Several have complained the rules of the loan were not well explained, and the timeline for when money can and will be disbursed is hanging in the air, all the while business owners can only sit around in the anxiety of not knowing.

Roger Rutherford, the general manager of Roger’s Frigate in Port Jeff and the president of the PJ Business Improvement District, related it to the disaster loans after Hurricane Sandy in 2012, when he said it took him two years and multiple meetings before he ever saw a dime from the federal government. Though he said the timeline for these loans should be much shorter than that disaster, he said his daily calls have not yet resulted in word on the loan.

James Luciano, the owner of the Port Jeff Lobster House and BID secretary, said he, along with most business owners he knows, have applied for the PPP loan. However, he said it could be weeks before he even hears his application was processed, and the guidelines were not clear on what he would get or have to repay. 

“They’re keeping up this thing to bring employees back, but how can you expect us to bring employees back full force if you’re not allowing us to open the doors?” he said.

The government has clarified that employees would have to be rehired to levels as of Feb. 15 by June 30.

Such need for clarifications has been constant from the federal government. Problems with the program started on day one, according to the Wall Street Journal which wrote that the nation’s largest banks were unable to take loan applications when it launched April 3 because the government did not send them application documentation until the previous night. Ryba said the institution of the program “took lenders by surprise,” with many having only one week to prepare top accept applicants. 

Some businesses have also had issues applying for the loan, especially if they were affiliated with smaller community banks that are not certified with the federal Small Business Administration as an approved lender. Other larger regional and national banks, Ryba said, have focused more on their own customers who do business with them, not even those who may only use the bank to deposit.

“This is very different from 2008 — now you see banks and borrowers working together.”

— Charlie Lefkowitz

In such cases, applying for the loan requires different documentation.

The PPP is just one of several loan systems businesses have been applying to in this time of crisis. The Economic Injury Disaster Loan Emergency Advance is supposed to loan businesses up to $10,000 in economic relief. The loan wouldn’t have to be repaid, though. Nationally, businesses have told outlets like The New York Times that such funding has all but dried up.

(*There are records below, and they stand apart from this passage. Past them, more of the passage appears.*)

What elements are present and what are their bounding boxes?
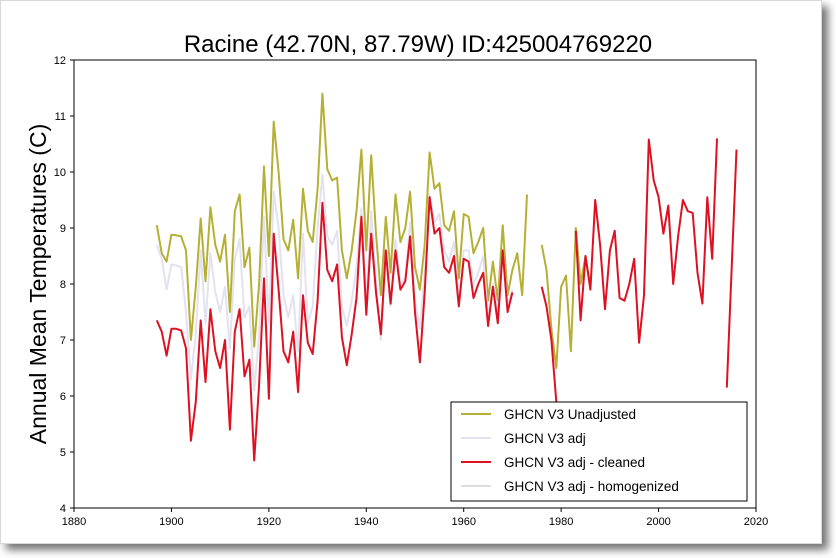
legend-label: GHCN V3 adj - cleaned — [504, 455, 645, 470]
x-tick-label: 1900 — [159, 516, 183, 528]
legend: GHCN V3 Unadjusted GHCN V3 adj GHCN V3 adj… — [450, 401, 748, 502]
x-tick-label: 1960 — [451, 516, 475, 528]
y-tick-label: 10 — [54, 167, 66, 179]
x-tick-label: 2000 — [646, 516, 670, 528]
x-tick-label: 2020 — [744, 516, 768, 528]
legend-label: GHCN V3 adj - homogenized — [504, 479, 679, 494]
chart-title: Racine (42.70N, 87.79W) ID:425004769220 — [183, 31, 653, 58]
series-line-ghcn-v3-adj — [155, 173, 514, 392]
legend-box — [450, 401, 748, 502]
x-tick-label: 1980 — [549, 516, 573, 528]
x-tick-label: 1940 — [354, 516, 378, 528]
series-line-ghcn-v3-unadjusted — [155, 92, 592, 369]
legend-label: GHCN V3 adj — [504, 431, 586, 446]
y-tick-label: 7 — [60, 335, 66, 347]
y-tick-label: 11 — [55, 111, 66, 123]
y-tick-label: 4 — [60, 503, 66, 515]
y-tick-label: 9 — [60, 223, 66, 235]
x-tick-label: 1920 — [257, 516, 281, 528]
y-tick-label: 8 — [60, 279, 66, 291]
legend-label: GHCN V3 Unadjusted — [504, 407, 636, 422]
x-tick-label: 1880 — [62, 516, 86, 528]
y-tick-label: 12 — [54, 55, 66, 67]
y-tick-label: 6 — [60, 391, 66, 403]
y-axis-label: Annual Mean Temperatures (C) — [25, 124, 51, 444]
y-tick-label: 5 — [60, 447, 66, 459]
series-line-ghcn-v3-adj-cleaned — [155, 138, 738, 462]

Luciano said he has received an email saying his PPP loan was approved and to expect paperwork in the next five business days. However, he added he has heard nothing about his disaster loan application, and his accountant told him he “did not expect anyone to see that money.”

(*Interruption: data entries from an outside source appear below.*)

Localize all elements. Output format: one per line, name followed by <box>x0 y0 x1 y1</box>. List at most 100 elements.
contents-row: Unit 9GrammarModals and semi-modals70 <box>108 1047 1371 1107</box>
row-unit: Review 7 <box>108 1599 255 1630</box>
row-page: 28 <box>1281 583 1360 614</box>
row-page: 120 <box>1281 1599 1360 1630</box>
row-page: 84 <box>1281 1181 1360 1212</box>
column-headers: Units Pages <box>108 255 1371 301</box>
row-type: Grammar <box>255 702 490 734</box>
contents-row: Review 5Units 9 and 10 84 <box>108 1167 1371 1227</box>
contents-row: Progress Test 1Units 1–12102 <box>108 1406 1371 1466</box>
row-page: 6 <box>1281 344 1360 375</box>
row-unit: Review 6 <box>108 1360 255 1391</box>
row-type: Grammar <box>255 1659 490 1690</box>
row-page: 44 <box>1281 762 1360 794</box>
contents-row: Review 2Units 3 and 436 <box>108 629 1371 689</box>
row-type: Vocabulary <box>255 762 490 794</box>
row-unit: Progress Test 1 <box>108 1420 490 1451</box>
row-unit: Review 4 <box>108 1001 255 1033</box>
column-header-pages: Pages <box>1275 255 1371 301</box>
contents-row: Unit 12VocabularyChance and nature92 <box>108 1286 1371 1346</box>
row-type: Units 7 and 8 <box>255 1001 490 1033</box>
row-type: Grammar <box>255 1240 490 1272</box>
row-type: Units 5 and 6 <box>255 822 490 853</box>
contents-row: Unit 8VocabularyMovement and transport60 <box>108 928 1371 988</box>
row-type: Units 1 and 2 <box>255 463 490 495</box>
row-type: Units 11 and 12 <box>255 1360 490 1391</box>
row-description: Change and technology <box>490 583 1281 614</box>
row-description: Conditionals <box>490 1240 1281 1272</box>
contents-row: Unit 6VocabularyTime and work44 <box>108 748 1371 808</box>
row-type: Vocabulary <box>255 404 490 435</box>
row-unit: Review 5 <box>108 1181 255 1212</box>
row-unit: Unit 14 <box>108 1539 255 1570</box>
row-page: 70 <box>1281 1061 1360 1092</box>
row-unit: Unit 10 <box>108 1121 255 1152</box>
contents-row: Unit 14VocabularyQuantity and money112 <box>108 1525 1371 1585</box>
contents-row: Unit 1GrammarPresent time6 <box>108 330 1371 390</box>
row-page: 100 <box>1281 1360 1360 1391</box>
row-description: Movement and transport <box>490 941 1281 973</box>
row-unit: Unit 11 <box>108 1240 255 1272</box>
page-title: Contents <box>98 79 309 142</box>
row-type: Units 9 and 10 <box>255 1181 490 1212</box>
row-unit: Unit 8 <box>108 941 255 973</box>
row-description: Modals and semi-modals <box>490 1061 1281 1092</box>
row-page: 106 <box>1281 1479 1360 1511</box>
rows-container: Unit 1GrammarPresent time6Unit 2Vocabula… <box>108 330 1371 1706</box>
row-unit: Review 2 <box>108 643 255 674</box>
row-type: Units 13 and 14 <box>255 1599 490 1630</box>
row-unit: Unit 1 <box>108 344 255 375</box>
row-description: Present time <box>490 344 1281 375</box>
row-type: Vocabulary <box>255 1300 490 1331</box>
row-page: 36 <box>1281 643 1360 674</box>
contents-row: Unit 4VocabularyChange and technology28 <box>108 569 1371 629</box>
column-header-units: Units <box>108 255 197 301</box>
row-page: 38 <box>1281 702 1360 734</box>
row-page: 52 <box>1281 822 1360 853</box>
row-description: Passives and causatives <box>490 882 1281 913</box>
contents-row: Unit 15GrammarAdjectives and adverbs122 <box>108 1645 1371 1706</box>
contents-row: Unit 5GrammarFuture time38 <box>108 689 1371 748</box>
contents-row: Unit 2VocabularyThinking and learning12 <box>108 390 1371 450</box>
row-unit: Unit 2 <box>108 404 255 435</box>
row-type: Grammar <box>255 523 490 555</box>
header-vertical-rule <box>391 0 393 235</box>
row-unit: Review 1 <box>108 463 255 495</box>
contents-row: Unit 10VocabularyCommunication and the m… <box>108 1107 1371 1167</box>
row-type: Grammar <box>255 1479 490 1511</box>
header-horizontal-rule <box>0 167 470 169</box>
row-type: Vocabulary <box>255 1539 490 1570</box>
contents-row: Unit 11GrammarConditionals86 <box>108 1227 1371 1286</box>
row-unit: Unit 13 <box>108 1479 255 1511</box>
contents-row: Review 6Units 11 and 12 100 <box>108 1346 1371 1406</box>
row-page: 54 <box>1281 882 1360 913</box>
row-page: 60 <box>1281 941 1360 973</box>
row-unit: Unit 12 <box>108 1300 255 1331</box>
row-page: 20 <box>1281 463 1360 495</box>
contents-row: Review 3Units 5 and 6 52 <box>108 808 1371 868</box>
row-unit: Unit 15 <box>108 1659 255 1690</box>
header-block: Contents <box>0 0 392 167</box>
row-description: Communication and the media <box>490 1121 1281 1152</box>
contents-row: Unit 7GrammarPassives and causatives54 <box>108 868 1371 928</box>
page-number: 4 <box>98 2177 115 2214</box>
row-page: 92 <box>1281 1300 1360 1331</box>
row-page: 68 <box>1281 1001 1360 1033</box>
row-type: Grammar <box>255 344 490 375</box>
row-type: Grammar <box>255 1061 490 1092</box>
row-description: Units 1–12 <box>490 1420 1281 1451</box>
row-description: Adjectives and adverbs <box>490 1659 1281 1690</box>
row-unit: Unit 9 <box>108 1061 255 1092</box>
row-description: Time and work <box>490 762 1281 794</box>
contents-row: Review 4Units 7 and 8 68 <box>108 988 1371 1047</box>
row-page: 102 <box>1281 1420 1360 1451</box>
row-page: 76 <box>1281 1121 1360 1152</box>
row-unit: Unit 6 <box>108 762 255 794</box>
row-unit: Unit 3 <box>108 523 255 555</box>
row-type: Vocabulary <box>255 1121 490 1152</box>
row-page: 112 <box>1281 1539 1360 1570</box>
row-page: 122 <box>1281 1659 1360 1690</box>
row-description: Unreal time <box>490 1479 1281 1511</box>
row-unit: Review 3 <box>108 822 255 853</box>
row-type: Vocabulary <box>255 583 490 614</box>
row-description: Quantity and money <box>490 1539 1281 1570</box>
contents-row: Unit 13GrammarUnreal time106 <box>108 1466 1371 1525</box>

In a conference call with businesses March 26, before the final bill was signed, U.S. Rep. Lee Zeldin (R-NY1) held a conference call with local businesses along with the Long Island branch manager of the Small Business Administration Robert Piechota. Piechota said at the time while the bill had yet to be signed, in normal times such loans would take around 21 days for the application to be processed, and another five for the money to be released. 

“In good times you’re looking at a month,” he said.

Jennifer Dzvonar, the owner of Bass Electric in Port Jefferson Station and president of the Port Jefferson Station/Terryville Chamber of Commerce, said there is much misinformation out there on the internet, and the best choice for anyone looking to get the loan is to go to the SBA website.

Despite not yet hearing of a single business that has yet received any funds from the loans, Charlie Lefkowitz, the president of the Three Village Chamber of Commerce, said there has been a general effort on all levels, whether its regional government down to the community level, to help these businesses in their time of need.

“This is very different from 2008 — now you see banks and borrowers working together,” he said. “This is unprecedented, and across our community … you’re seeing cooperation on all levels.”